Resultan sorprendentes las
conquistas del ser humano en los últimos cuarenta mil años. En tan sólo unos
miles, el Homo sapiens se extendió por todo el planeta haciendo gala de
una extraordinaria capacidad de adaptación a cualquier medio y demostró estar
dotado con una gran inteligencia hasta entonces no superada dentro del reino
animal.
En tan sólo unas decenas de miles
de años, el hombre moderno ha saltado de las sabanas del África Oriental a la
Luna y planea continuar más allá.
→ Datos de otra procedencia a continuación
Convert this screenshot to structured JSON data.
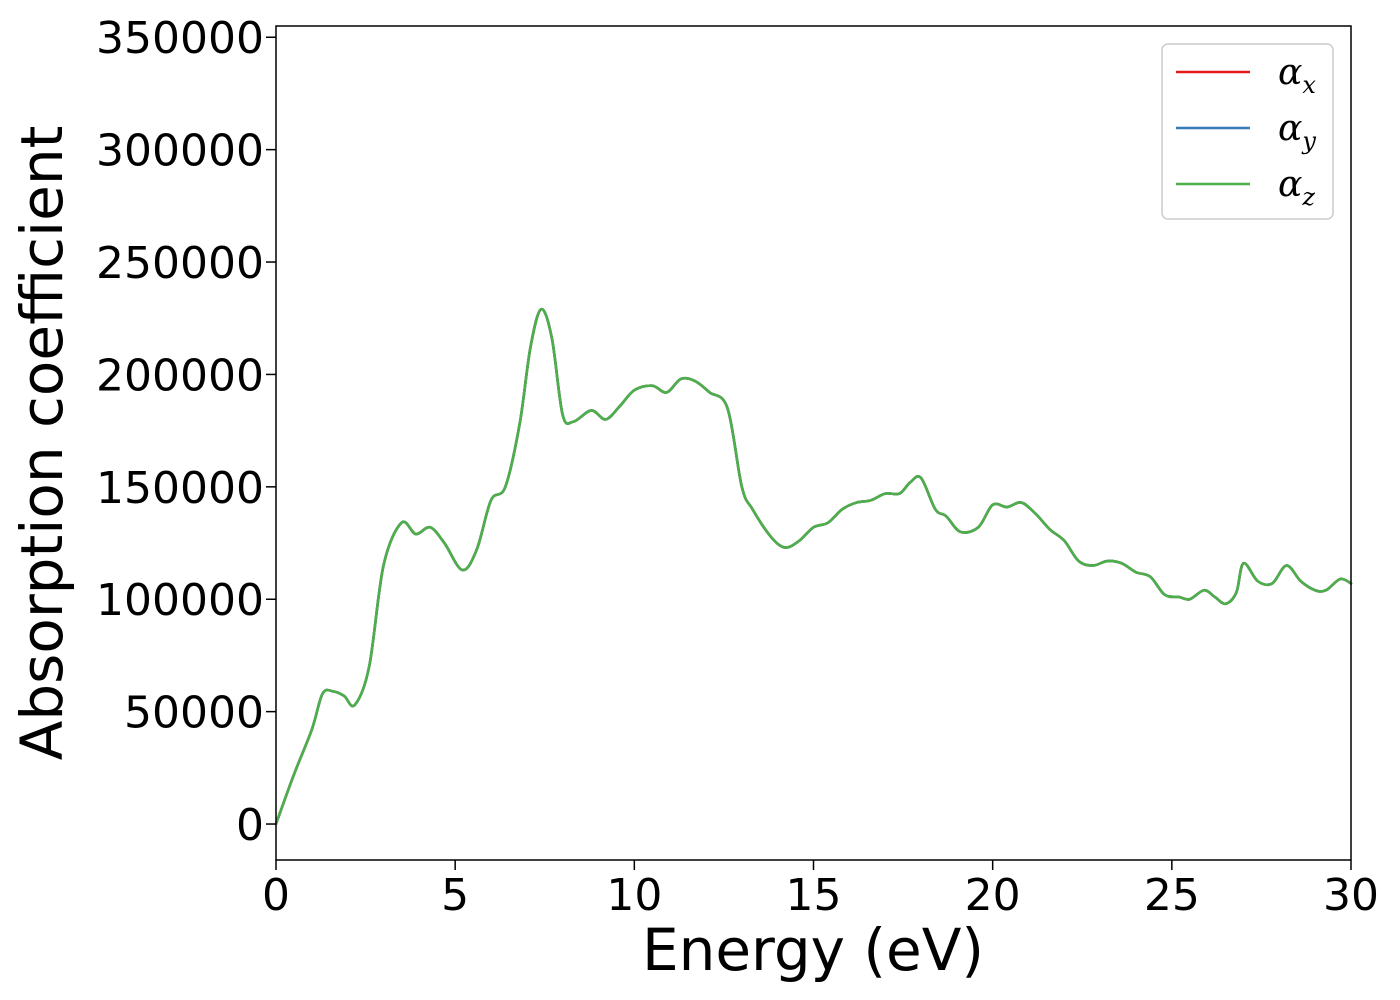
{
  "chart_data": {
    "type": "line",
    "title": "",
    "xlabel": "Energy (eV)",
    "ylabel": "Absorption coefficient",
    "xlim": [
      0,
      30
    ],
    "ylim": [
      -16000,
      355000
    ],
    "xticks": [
      0,
      5,
      10,
      15,
      20,
      25,
      30
    ],
    "yticks": [
      0,
      50000,
      100000,
      150000,
      200000,
      250000,
      300000,
      350000
    ],
    "grid": false,
    "legend_position": "top-right",
    "x": [
      0,
      0.5,
      1.0,
      1.3,
      1.6,
      1.9,
      2.2,
      2.6,
      3.0,
      3.5,
      3.9,
      4.3,
      4.7,
      5.2,
      5.6,
      6.0,
      6.4,
      6.8,
      7.1,
      7.4,
      7.7,
      8.0,
      8.3,
      8.8,
      9.2,
      9.6,
      10.0,
      10.5,
      10.9,
      11.3,
      11.7,
      12.1,
      12.6,
      13.0,
      13.3,
      13.8,
      14.2,
      14.6,
      15.0,
      15.4,
      15.8,
      16.2,
      16.6,
      17.0,
      17.4,
      17.7,
      18.0,
      18.4,
      18.7,
      19.1,
      19.6,
      20.0,
      20.4,
      20.8,
      21.2,
      21.6,
      22.0,
      22.4,
      22.8,
      23.2,
      23.6,
      24.0,
      24.4,
      24.8,
      25.2,
      25.5,
      25.9,
      26.2,
      26.5,
      26.8,
      27.0,
      27.4,
      27.8,
      28.2,
      28.6,
      29.0,
      29.3,
      29.7,
      30.0
    ],
    "series": [
      {
        "name": "α_x",
        "symbol": "α",
        "subscript": "x",
        "color": "#e41a1c",
        "values": [
          0,
          22000,
          42000,
          58000,
          59000,
          57000,
          53000,
          70000,
          115000,
          134000,
          129000,
          132000,
          125000,
          113000,
          122000,
          144000,
          150000,
          178000,
          212000,
          229000,
          216000,
          182000,
          179000,
          184000,
          180000,
          186000,
          193000,
          195000,
          192000,
          198000,
          197000,
          192000,
          185000,
          150000,
          140000,
          128000,
          123000,
          126000,
          132000,
          134000,
          140000,
          143000,
          144000,
          147000,
          147000,
          152000,
          154000,
          140000,
          137000,
          130000,
          132000,
          142000,
          141000,
          143000,
          138000,
          131000,
          126000,
          117000,
          115000,
          117000,
          116000,
          112000,
          110000,
          102000,
          101000,
          100000,
          104000,
          101000,
          98000,
          103000,
          116000,
          108000,
          107000,
          115000,
          108000,
          104000,
          104000,
          109000,
          107000
        ]
      },
      {
        "name": "α_y",
        "symbol": "α",
        "subscript": "y",
        "color": "#377eb8",
        "values": [
          0,
          22000,
          42000,
          58000,
          59000,
          57000,
          53000,
          70000,
          115000,
          134000,
          129000,
          132000,
          125000,
          113000,
          122000,
          144000,
          150000,
          178000,
          212000,
          229000,
          216000,
          182000,
          179000,
          184000,
          180000,
          186000,
          193000,
          195000,
          192000,
          198000,
          197000,
          192000,
          185000,
          150000,
          140000,
          128000,
          123000,
          126000,
          132000,
          134000,
          140000,
          143000,
          144000,
          147000,
          147000,
          152000,
          154000,
          140000,
          137000,
          130000,
          132000,
          142000,
          141000,
          143000,
          138000,
          131000,
          126000,
          117000,
          115000,
          117000,
          116000,
          112000,
          110000,
          102000,
          101000,
          100000,
          104000,
          101000,
          98000,
          103000,
          116000,
          108000,
          107000,
          115000,
          108000,
          104000,
          104000,
          109000,
          107000
        ]
      },
      {
        "name": "α_z",
        "symbol": "α",
        "subscript": "z",
        "color": "#4daf4a",
        "values": [
          0,
          22000,
          42000,
          58000,
          59000,
          57000,
          53000,
          70000,
          115000,
          134000,
          129000,
          132000,
          125000,
          113000,
          122000,
          144000,
          150000,
          178000,
          212000,
          229000,
          216000,
          182000,
          179000,
          184000,
          180000,
          186000,
          193000,
          195000,
          192000,
          198000,
          197000,
          192000,
          185000,
          150000,
          140000,
          128000,
          123000,
          126000,
          132000,
          134000,
          140000,
          143000,
          144000,
          147000,
          147000,
          152000,
          154000,
          140000,
          137000,
          130000,
          132000,
          142000,
          141000,
          143000,
          138000,
          131000,
          126000,
          117000,
          115000,
          117000,
          116000,
          112000,
          110000,
          102000,
          101000,
          100000,
          104000,
          101000,
          98000,
          103000,
          116000,
          108000,
          107000,
          115000,
          108000,
          104000,
          104000,
          109000,
          107000
        ]
      }
    ]
  }
}
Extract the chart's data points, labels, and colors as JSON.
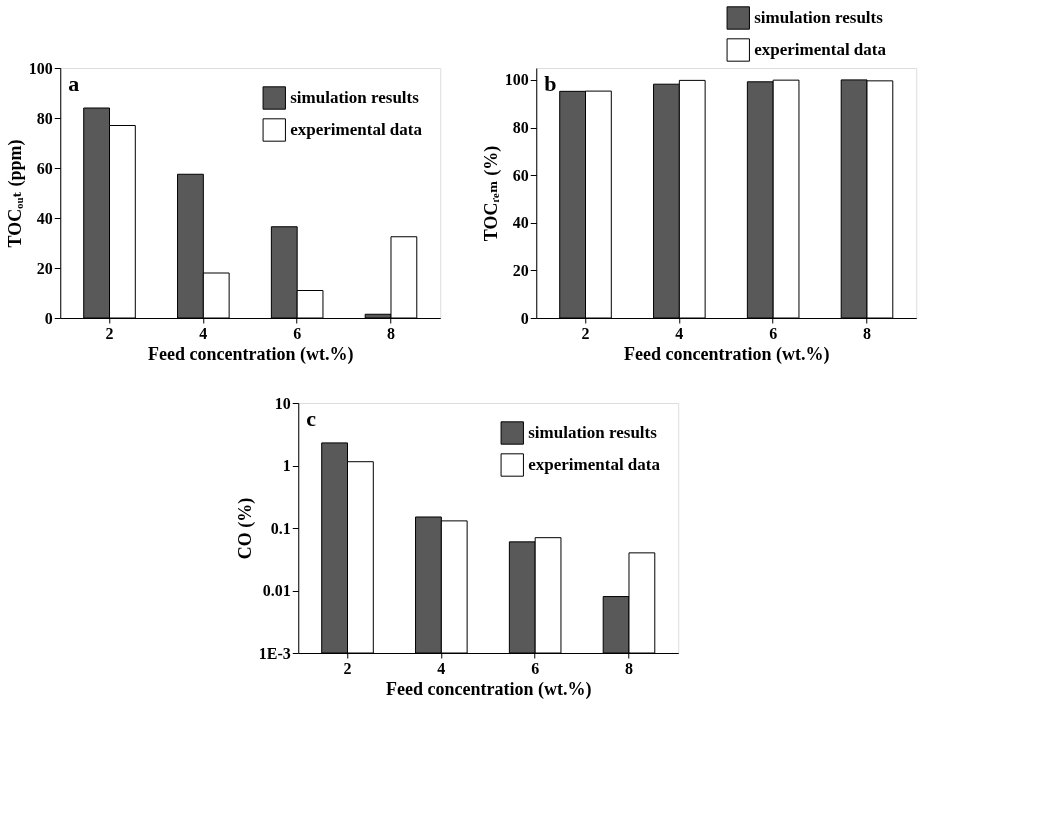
{
  "chart_data": [
    {
      "type": "bar",
      "categories": [
        "2",
        "4",
        "6",
        "8"
      ],
      "xlabel": "Feed concentration (wt.%)",
      "ylabel": "TOCₒᵤₜ (ppm)",
      "annotations": [
        "a"
      ],
      "ylim": [
        0,
        100
      ],
      "yticks": [
        0,
        20,
        40,
        60,
        80,
        100
      ],
      "grid": false,
      "legend": "top right",
      "series": [
        {
          "name": "simulation results",
          "color": "#595959",
          "values": [
            84,
            57.5,
            36.5,
            1.5
          ]
        },
        {
          "name": "experimental data",
          "color": "#ffffff",
          "values": [
            77,
            18,
            11,
            32.5
          ]
        }
      ]
    },
    {
      "type": "bar",
      "categories": [
        "2",
        "4",
        "6",
        "8"
      ],
      "xlabel": "Feed concentration (wt.%)",
      "ylabel": "TOCᵣₑₘ (%)",
      "annotations": [
        "b"
      ],
      "ylim": [
        0,
        105
      ],
      "yticks": [
        0,
        20,
        40,
        60,
        80,
        100
      ],
      "grid": false,
      "legend": "top",
      "series": [
        {
          "name": "simulation results",
          "color": "#595959",
          "values": [
            95.2,
            98.2,
            99.2,
            100
          ]
        },
        {
          "name": "experimental data",
          "color": "#ffffff",
          "values": [
            95.3,
            99.8,
            99.9,
            99.6
          ]
        }
      ]
    },
    {
      "type": "bar",
      "categories": [
        "2",
        "4",
        "6",
        "8"
      ],
      "xlabel": "Feed concentration (wt.%)",
      "ylabel": "CO (%)",
      "annotations": [
        "c"
      ],
      "log": true,
      "ylim": [
        0.001,
        10
      ],
      "yticks": [
        {
          "value": 0.001,
          "label": "1E-3"
        },
        0.01,
        0.1,
        1,
        10
      ],
      "grid": false,
      "legend": "top right",
      "series": [
        {
          "name": "simulation results",
          "color": "#595959",
          "values": [
            2.3,
            0.15,
            0.06,
            0.008
          ]
        },
        {
          "name": "experimental data",
          "color": "#ffffff",
          "values": [
            1.15,
            0.13,
            0.07,
            0.04
          ]
        }
      ]
    }
  ]
}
En un suspiro de la historia de la Tierra,
uno de sus seres ha pasado de luchar por su supervivencia a dominar un sistema
de comunicación global con cualquier punto del planeta, por muy remoto que este
sea.
Pero, en esencia, ¿ha cambiado
tanto el ser humano en todos estos años?... ¿Ha evolucionado tanto su
inteligencia para llegar a donde está ahora mismo?... Yo creo que no.
Básicamente, en su esencia, el Homo sapiens de hace cuarenta o cincuenta
mil años, apenas se diferencia del hombre actual.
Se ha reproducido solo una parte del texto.